My stomach dropped in painful realization, and I looked to the horizon glowing in the distance, trying to gauge how long I had until morning. How long I had until my phone rang with a Von Leer admissions officer waiting on the other end.
“Your friends in Keldori won’t let any harm come to you.” He moved away from the doorway to crouch in the middle of the room. “Your body is safe.”
“I don’t give a crap about my body! It’s my interview I’m worried about!”
Ciarán smiled as he piled dry twigs on the stone floor.
“An interview?” He snapped his fingers over the twigs, and a flame flickered to life.
“Someone asks me questions, I answer them, and they decide if they let me into their stupid school or not.
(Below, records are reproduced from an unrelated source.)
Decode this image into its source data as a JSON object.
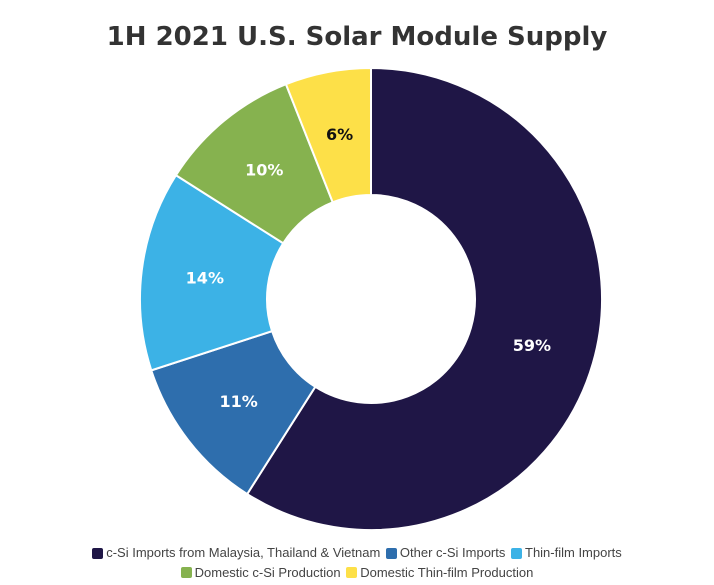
{
  "chart_data": {
    "type": "pie",
    "title": "1H 2021 U.S. Solar Module Supply",
    "donut": true,
    "categories": [
      "c-Si Imports from Malaysia, Thailand & Vietnam",
      "Other c-Si Imports",
      "Thin-film Imports",
      "Domestic c-Si Production",
      "Domestic Thin-film Production"
    ],
    "values": [
      59,
      11,
      14,
      10,
      6
    ],
    "labels": [
      "59%",
      "11%",
      "14%",
      "10%",
      "6%"
    ],
    "colors": [
      "#1f1646",
      "#2e6ead",
      "#3cb2e6",
      "#86b24f",
      "#fde048"
    ],
    "label_colors": [
      "#ffffff",
      "#ffffff",
      "#ffffff",
      "#ffffff",
      "#111111"
    ],
    "legend_position": "bottom"
  }
}
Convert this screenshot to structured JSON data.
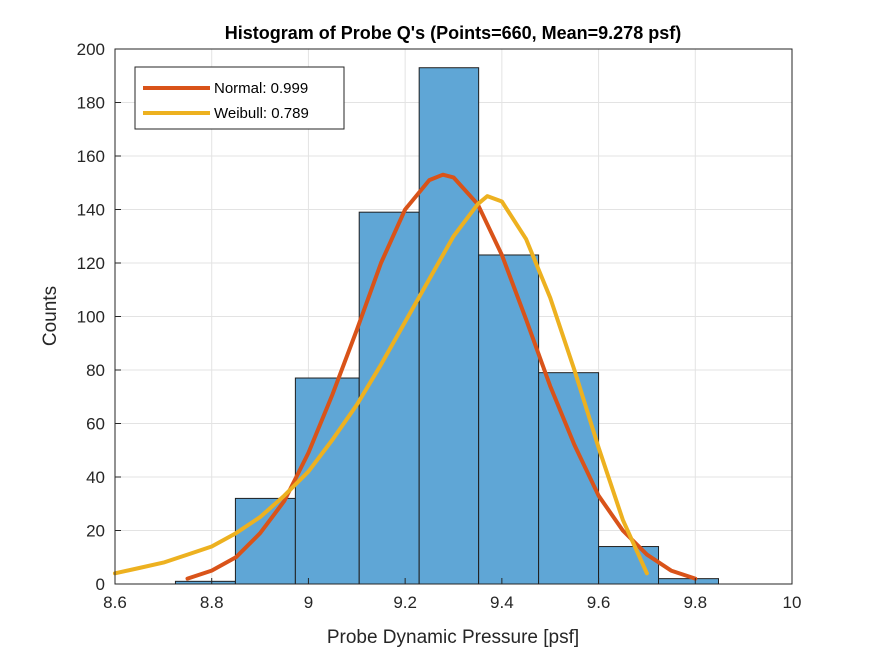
{
  "chart_data": {
    "type": "histogram",
    "title": "Histogram of Probe Q's (Points=660, Mean=9.278 psf)",
    "xlabel": "Probe Dynamic Pressure [psf]",
    "ylabel": "Counts",
    "xlim": [
      8.6,
      10
    ],
    "ylim": [
      0,
      200
    ],
    "xticks": [
      "8.6",
      "8.8",
      "9",
      "9.2",
      "9.4",
      "9.6",
      "9.8",
      "10"
    ],
    "yticks": [
      "0",
      "20",
      "40",
      "60",
      "80",
      "100",
      "120",
      "140",
      "160",
      "180",
      "200"
    ],
    "grid": true,
    "legend_position": "top-left",
    "bin_edges": [
      8.725,
      8.849,
      8.973,
      9.105,
      9.229,
      9.352,
      9.476,
      9.6,
      9.724,
      9.848
    ],
    "counts": [
      1,
      32,
      77,
      139,
      193,
      123,
      79,
      14,
      2
    ],
    "bar_color": "#5fa6d6",
    "series": [
      {
        "name": "Normal: 0.999",
        "color": "#d95319",
        "points": [
          [
            8.75,
            2
          ],
          [
            8.8,
            5
          ],
          [
            8.85,
            10
          ],
          [
            8.9,
            19
          ],
          [
            8.95,
            31
          ],
          [
            9.0,
            49
          ],
          [
            9.05,
            71
          ],
          [
            9.1,
            95
          ],
          [
            9.15,
            120
          ],
          [
            9.2,
            140
          ],
          [
            9.25,
            151
          ],
          [
            9.278,
            153
          ],
          [
            9.3,
            152
          ],
          [
            9.35,
            142
          ],
          [
            9.4,
            123
          ],
          [
            9.45,
            99
          ],
          [
            9.5,
            74
          ],
          [
            9.55,
            52
          ],
          [
            9.6,
            33
          ],
          [
            9.65,
            20
          ],
          [
            9.7,
            11
          ],
          [
            9.75,
            5
          ],
          [
            9.8,
            2
          ]
        ]
      },
      {
        "name": "Weibull: 0.789",
        "color": "#edb120",
        "points": [
          [
            8.6,
            4
          ],
          [
            8.65,
            6
          ],
          [
            8.7,
            8
          ],
          [
            8.75,
            11
          ],
          [
            8.8,
            14
          ],
          [
            8.85,
            19
          ],
          [
            8.9,
            25
          ],
          [
            8.95,
            33
          ],
          [
            9.0,
            42
          ],
          [
            9.05,
            54
          ],
          [
            9.1,
            67
          ],
          [
            9.15,
            82
          ],
          [
            9.2,
            98
          ],
          [
            9.25,
            114
          ],
          [
            9.3,
            130
          ],
          [
            9.35,
            142
          ],
          [
            9.37,
            145
          ],
          [
            9.4,
            143
          ],
          [
            9.45,
            129
          ],
          [
            9.5,
            107
          ],
          [
            9.55,
            80
          ],
          [
            9.6,
            51
          ],
          [
            9.65,
            24
          ],
          [
            9.7,
            4
          ]
        ]
      }
    ]
  }
}
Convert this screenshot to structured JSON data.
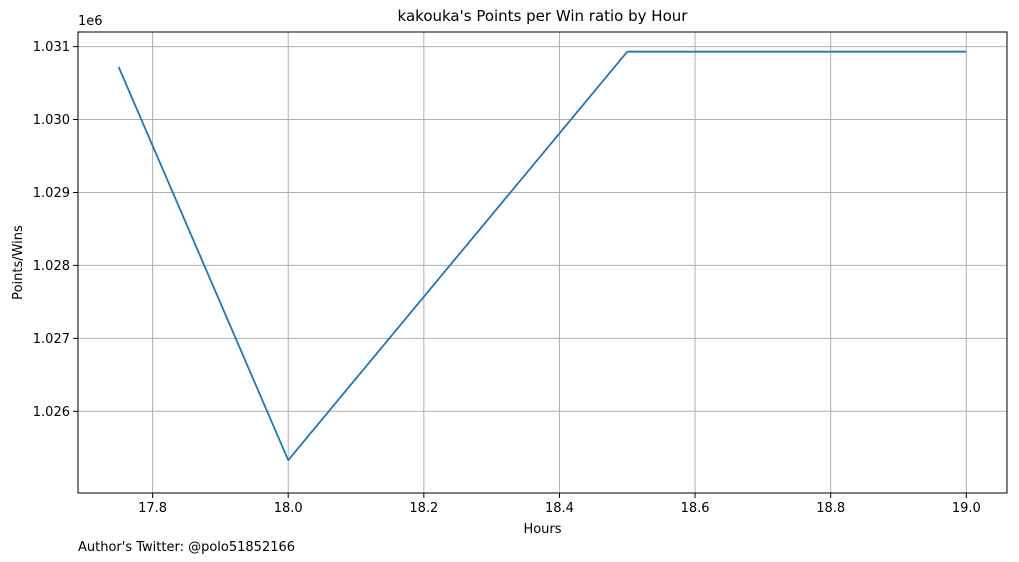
{
  "chart_data": {
    "type": "line",
    "title": "kakouka's Points per Win ratio by Hour",
    "xlabel": "Hours",
    "ylabel": "Points/Wins",
    "y_offset_label": "1e6",
    "footer": "Author's Twitter: @polo51852166",
    "xlim": [
      17.69,
      19.06
    ],
    "ylim": [
      1.02488,
      1.0312
    ],
    "x_ticks": [
      17.8,
      18.0,
      18.2,
      18.4,
      18.6,
      18.8,
      19.0
    ],
    "x_tick_labels": [
      "17.8",
      "18.0",
      "18.2",
      "18.4",
      "18.6",
      "18.8",
      "19.0"
    ],
    "y_ticks": [
      1.026,
      1.027,
      1.028,
      1.029,
      1.03,
      1.031
    ],
    "y_tick_labels": [
      "1.026",
      "1.027",
      "1.028",
      "1.029",
      "1.030",
      "1.031"
    ],
    "grid": true,
    "line_color": "#1f77b4",
    "grid_color": "#b0b0b0",
    "series": [
      {
        "x": [
          17.75,
          18.0,
          18.5,
          19.0
        ],
        "y": [
          1.03072,
          1.02533,
          1.03093,
          1.03093
        ]
      }
    ]
  }
}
And if I miss it, they definitely won’t let me in.”
“I know what an interview is.” He pulled a metal container from a nearby pack and nestled it into his fire.
“Then why are you laughing at me?” I yanked on the bonds again. They stung against the skin of my wrists and were frustratingly sturdy.
Ciarán ignored me, pouring water from a skein into his metal cup and then adding chunks of something from inside his pack.
“You’re making soup?” I seethed.
“I’m hungry.”
“You don’t need me!” The bonds burned against my wrists, but I strained against them anyway. “Let me go back to Keldori, at least! I’ll be out of your way!”
“And tomorrow night?” Ciarán stirred his soup lazily. “Galahad will call you back, and you’ll be in my way again. I saw how you cut down my Nightmares. You aren’t the same useless girl I killed in the woods outside Cape Fireld anymore, and I can’t summon a horde of warriors every night to steal you away from Galahad.”
“Then call me first.” The idea was repulsive, but not nearly as repulsive as the thought of missing my phone call. Ciarán frowned at his soup. “Unless you can’t.”
His continued silence was confirmation enough, and I forced a laugh just to get under his skin.
“And you sayyou’rethe stronger nocturmancer?” I jeered. “You can only steal me away when I’m already in Skalterra and if I yield to you, otherwise you would’ve called me sooner.”
Metal grated against stone as Ciarán used a stick to push his soup out of the fire.
“I don’t know why I can’t reach you from across the Rift and Galahad can. I’ve tried nearly every night.” His admission threw me off guard. He had no good reason to tell me the limits of his skills. “So now that I have you, you’ll have to stay here. Otherwise, you’ll continue to get in my way. They’ll be easy enough to track now that I’ve caught up. They escaped on the river that flows down the mountain. It shouldn’t be too hard to follow them.”
“How long do I have to stay here?”
“Long enough to miss your interview.”
“How long?”
His eyes flitted up from his cooling soup to meet my gaze.
“As long as my powers allow, Blue. So, like I said, get comfortable.”
My insides chilled at the thought of being leashed in this run-down house for nights on end. My shoulders were already going numb from the angle my arms were tied at.
“You’re going to leave me here?”
“I’ll send you enough Skal down our bond to keep you alive, but yes. Until I have the Divine Sovereign, that spot on the floor is your new home.”
“I saved your life, and Galahad will kill me.” As I said it, my Von Leer interview still felt like the more pressing issue, but the Galahad thing at least offered something else to worry about. “You said it yourself. If he realizes I gave my name to you—”
“He doesn’t know you’re here.” Ciarán closed his eyes as he sipped his soup. “With so many Nightmares to cater to tonight, he has no way to know I’ve stolen you from his ranks. He’ll assume you fell in battle.”